IA sem estratégia não entrega valor, alerta especialista da Red Hat
Alexandre Duarte, VP de Serviços para a América Latina, afirma IA sem estratégia e que o foco exclusivo em infraestrutura já não é suficiente; para ele, é necessária uma abordagem orientada ao impacto real e aos objetivos estratégicos das organizações
A adoção de inteligência artificial segue em expansão, impulsionada por investimentos crescentes e pelo avanço das tecnologias generativas. No entanto, transformar essa adoção em resultados concretos ainda é um desafio para a maioria das organizações, segundo Alexandre Duarte, VP de Serviços para a América Latina na Red Hat.

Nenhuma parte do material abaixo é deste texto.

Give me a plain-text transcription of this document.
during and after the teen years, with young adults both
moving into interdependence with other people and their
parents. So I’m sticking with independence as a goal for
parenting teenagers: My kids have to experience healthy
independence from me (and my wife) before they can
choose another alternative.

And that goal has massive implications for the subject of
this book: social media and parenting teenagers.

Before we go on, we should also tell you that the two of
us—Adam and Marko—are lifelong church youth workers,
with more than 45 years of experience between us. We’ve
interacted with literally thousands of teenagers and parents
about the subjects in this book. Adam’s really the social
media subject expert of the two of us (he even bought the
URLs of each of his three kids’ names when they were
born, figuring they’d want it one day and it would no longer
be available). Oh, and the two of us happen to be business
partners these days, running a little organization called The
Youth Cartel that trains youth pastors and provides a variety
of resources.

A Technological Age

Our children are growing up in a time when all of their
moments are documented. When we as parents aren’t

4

Os investimentos globais em IA devem alcançar US$ 2,5 trilhões em 2026, um crescimento de 47% em relação ao ano anterior, segundo o Gartner. O retorno dessa inversão, porém, está longe de ser uniforme. Estudo da PwC aponta que 74% do valor econômico gerado por IA está concentrado em apenas 20% das empresas, uma evidência de que o diferencial não está no quanto se investe, mas em como a tecnologia é aplicada.

Para Duarte, é justamente essa lacuna que define a próxima fase da IA nas organizações: sair de iniciativas isoladas e evoluir para uma arquitetura orientada ao negócio, capaz de conectar tecnologia diretamente aos objetivos estratégicos.
Na visão do especialista, a infraestrutura continua sendo um elemento essencial, mas não suficiente para garantir resultados. A geração de valor, segundo ele, depende da integração entre dados, processos e decisões, somada à governança, à soberania digital e ao alinhamento com as prioridades corporativas.
“A próxima fase da inteligência artificial não será definida apenas por modelos ou agentes mais avançados, mas pela capacidade das empresas de conectar todo o stack tecnológico da IA generativa diretamente aos seus objetivos de negócio e gerar impacto real”, afirma.
O tema ganha relevância à medida que a IA avança no ambiente corporativo. Ainda assim, o especialista aponta que o principal desafio deixou de ser o acesso à tecnologia e passou a ser sua aplicação estratégica. “Empresas que conseguem integrar a IA à operação e aos modelos de negócio tendem a avançar mais rapidamente na captura de valor e na escalabilidade das iniciativas”, ressalta.
Nos próximos anos, conclui o executivo, o diferencial competitivo estará menos na adoção da tecnologia em si e mais na capacidade de estruturá-la de forma alinhada ao negócio, transformando investimento em impacto mensurável. Neste cenário, a soberania digital – a autonomia para manter controle sobre dados e infraestrutura – torna-se um fator central, ao assegurar às organizações condições de escalar a IA com segurança.